Radioisotope Thermoelectric Generators
Using radioactive materials for passive heat production (without the need for a reactor) is the simplest method, but power is inversely proportional to half-life, so after thousands of years, there won't be much useful material left. With a half-life of 432 years, Americium-241 is probably the best choice here. It is currently being considered for space probes due to the shortage of Plutonium-238. Even after thousands of years, the remainder should be seperable without too much problems, as the decay product is Neptunium-237, which has a half-life of 2 million years (and is useful in its own right).
Current fission
Current fission processes all start with uranium. Natural uranium consists of 99.3% U-238 and 0.7% U-235. Uranium-235 is fissile, but Uranium-238 is not. It will eat neutrons though, especially at higher energies, which means you can't get a chain reaction in natural uranium without a very clever reactor encasing it. For most purposes, this means the uranium will have to be enriched, increasing the percentage of U-235.

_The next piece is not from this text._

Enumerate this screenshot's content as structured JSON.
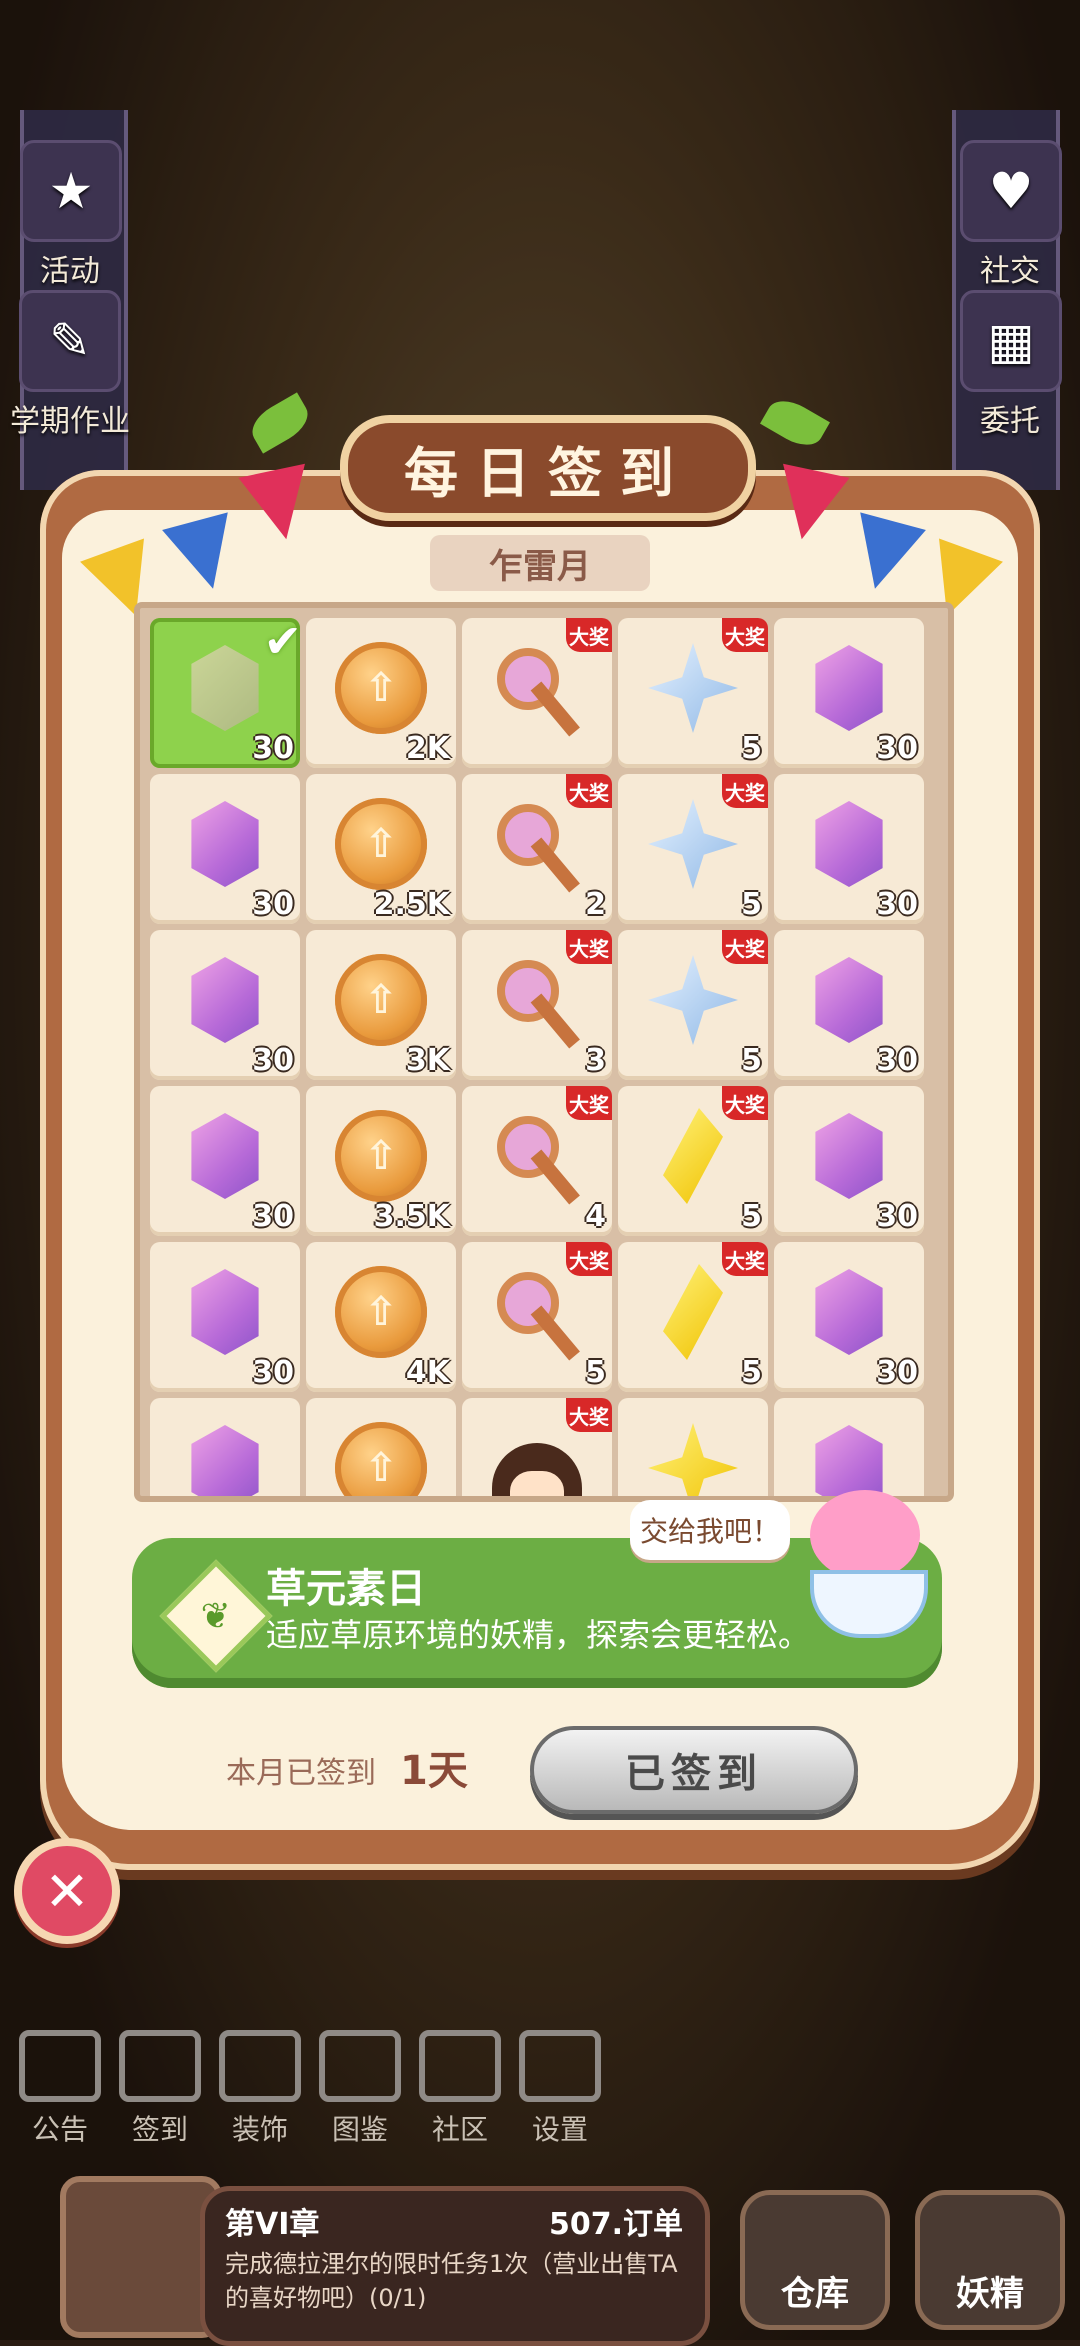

Except for bombs, practical enrichments still contain mostly U-238, which means you will produce Plutonium-239 as it absorbs neutrons. Pu-239 is itself a good fissile material and has a lower critical mass than U-235, though if it stays in a reactor for too long, it will grow fractions of Pu-240, Pu-241 and Pu-242, which will make it unsuitable for gun-type bombs.
Fissile energy production
All fissile isotopes, upon neutron-induced fission, will release roughly 0.1% of their mass as energy, so big gains can't really be made here. Fusion will give you about 0.5%, but there are other answers that describe that.
Thorium
An alternative fuel cycle starts with Thorium-232, the only primordial isotope of thorium. Like U-238, it's not fissile, but when it eats a neutron, it will turn into Uranium-233, which is fissile.
This fuel cycle is considered (by some) to be better because it doesn't grow transuranium elements (such as plutonium) by design, and as fissile isotopes (U-233 in this case) that fail to fission (and instead eat the neutron) will have extra chances to do so (U-235, Np-237 (fast neutrons only), Pu-239), very few transuranics will be produced in practice.
Artificial isotopes
Up to this point, we've discussed things that are available on earth right now, in sufficient quantities. Some transuranics have half-lives sufficient to stash them away for a long time, while still having useful properties.
Neptunium-237, mentioned earlier, has a half-life of 2 megayears, can be used in bombs and fast reactors, and can be used to breed Plutonium-238, which is, for most purposes, the best RTG material.
Curium-247 is an isotope of Curium that has a half-life of 15 megayears. It is fissile and has a critical mass much smaller than the currently used fissiles. This enables the creation of small bombs (suitcase nukes) and small reactors. If you leave the stuff lying around long enough, it will grow fractions of U-235 (half-life 703 megayears), Pu-239 (24 kiloyears) and Am-243 (7 kiloyears), with U-235 being the largest fraction by far. Amusingly, this produces chemically separable, pure U-235. This can also be done simply by storing Pu-239 for long enough.
Other curium isotopes may yield even better results, but only Curium-245, with a half-life of 8 kiloyears, can make even a claim at being storeable.